Plewczynski Dariusz, Jaroszewski Lukasz, Godzik Adam, Kloczkowski Andrzej, Rychlewski Leszek
BioInfoBank Institute, Limanowskiego 24A/16, 60-744 Poznan, Poland.
J Mol Model. 2005 Nov;11(6):431-8. doi: 10.1007/s00894-005-0235-z. Epub 2005 Aug 11.
A new bioinformatics tool for molecular modeling of the local structure around phosphorylation sites in proteins has been developed. Our method is based on a library of short sequence and structure motifs. The basic structural elements to be predicted are local structure segments (LSSs). This enables us to avoid the problem of non-exact local description of structures, caused by either diversity in the structural context, or uncertainties in prediction methods. We have developed a library of LSSs and a profile--profile-matching algorithm that predicts local structures of proteins from their sequence information. Our fragment library prediction method is publicly available on a server (FRAGlib), at http://ffas.ljcrf.edu/Servers/frag.html . The algorithm has been applied successfully to the characterization of local structure around phosphorylation sites in proteins. Our computational predictions of sequence and structure preferences around phosphorylated residues have been confirmed by phosphorylation experiments for PKA and PKC kinases. The quality of predictions has been evaluated with several independent statistical tests. We have observed a significant improvement in the accuracy of predictions by incorporating structural information into the description of the neighborhood of the phosphorylated site. Our results strongly suggest that sequence information ought to be supplemented with additional structural context information (predicted with our segment similarity method) for more successful predictions of phosphorylation sites in proteins.

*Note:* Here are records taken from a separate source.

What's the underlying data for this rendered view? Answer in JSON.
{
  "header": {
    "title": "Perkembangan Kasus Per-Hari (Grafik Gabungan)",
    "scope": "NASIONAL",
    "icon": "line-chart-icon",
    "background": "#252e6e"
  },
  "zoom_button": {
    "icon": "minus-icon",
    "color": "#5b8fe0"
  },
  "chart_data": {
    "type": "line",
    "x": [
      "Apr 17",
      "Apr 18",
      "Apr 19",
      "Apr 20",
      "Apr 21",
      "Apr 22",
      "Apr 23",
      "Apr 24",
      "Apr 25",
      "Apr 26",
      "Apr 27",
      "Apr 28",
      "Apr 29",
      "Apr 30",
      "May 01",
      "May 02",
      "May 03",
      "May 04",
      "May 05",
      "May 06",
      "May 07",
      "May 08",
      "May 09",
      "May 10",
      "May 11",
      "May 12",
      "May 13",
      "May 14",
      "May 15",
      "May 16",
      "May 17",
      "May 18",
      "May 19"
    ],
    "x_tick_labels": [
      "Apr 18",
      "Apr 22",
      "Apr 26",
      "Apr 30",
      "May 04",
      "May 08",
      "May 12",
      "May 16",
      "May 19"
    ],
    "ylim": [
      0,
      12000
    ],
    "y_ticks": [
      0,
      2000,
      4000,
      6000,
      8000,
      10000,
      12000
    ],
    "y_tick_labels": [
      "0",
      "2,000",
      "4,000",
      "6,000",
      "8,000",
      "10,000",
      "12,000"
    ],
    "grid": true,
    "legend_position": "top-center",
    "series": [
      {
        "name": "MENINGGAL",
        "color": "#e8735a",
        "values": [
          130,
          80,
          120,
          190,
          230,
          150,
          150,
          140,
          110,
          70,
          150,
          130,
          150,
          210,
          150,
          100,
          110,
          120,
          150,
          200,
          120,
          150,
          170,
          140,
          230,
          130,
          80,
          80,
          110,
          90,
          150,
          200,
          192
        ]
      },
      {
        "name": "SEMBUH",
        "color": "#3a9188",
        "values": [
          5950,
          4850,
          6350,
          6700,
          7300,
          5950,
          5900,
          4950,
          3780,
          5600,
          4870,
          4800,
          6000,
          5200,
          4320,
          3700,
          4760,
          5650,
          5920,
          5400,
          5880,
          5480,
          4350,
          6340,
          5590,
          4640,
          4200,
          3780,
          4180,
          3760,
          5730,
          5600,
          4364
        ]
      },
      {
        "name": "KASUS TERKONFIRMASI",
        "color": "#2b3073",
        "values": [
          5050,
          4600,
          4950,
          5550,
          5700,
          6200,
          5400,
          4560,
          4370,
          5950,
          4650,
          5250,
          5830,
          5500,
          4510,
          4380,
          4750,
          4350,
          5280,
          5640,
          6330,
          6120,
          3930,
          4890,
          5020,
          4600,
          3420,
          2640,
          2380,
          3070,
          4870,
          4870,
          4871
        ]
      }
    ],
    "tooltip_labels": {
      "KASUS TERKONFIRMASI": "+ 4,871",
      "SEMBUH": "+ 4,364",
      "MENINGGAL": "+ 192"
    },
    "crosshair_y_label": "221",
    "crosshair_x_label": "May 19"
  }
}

已开发出一种用于对蛋白质磷酸化位点周围局部结构进行分子建模的新型生物信息学工具。我们的方法基于一个短序列和结构基序库。待预测的基本结构元件是局部结构片段(LSS)。这使我们能够避免因结构背景的多样性或预测方法的不确定性而导致的结构局部描述不准确的问题。我们开发了一个LSS库和一种序列谱-序列谱匹配算法,该算法可根据蛋白质的序列信息预测其局部结构。我们的片段库预测方法可在服务器(FRAGlib)上公开获取,网址为http://ffas.ljcrf.edu/Servers/frag.html 。该算法已成功应用于蛋白质磷酸化位点周围局部结构的表征。我们对磷酸化残基周围序列和结构偏好的计算预测已通过PKA和PKC激酶的磷酸化实验得到证实。预测质量已通过多种独立的统计测试进行评估。我们观察到,通过将结构信息纳入磷酸化位点附近区域的描述中,预测准确性有了显著提高。我们的结果强烈表明,为了更成功地预测蛋白质中的磷酸化位点,序列信息应辅以额外的结构背景信息(用我们的片段相似性方法预测)。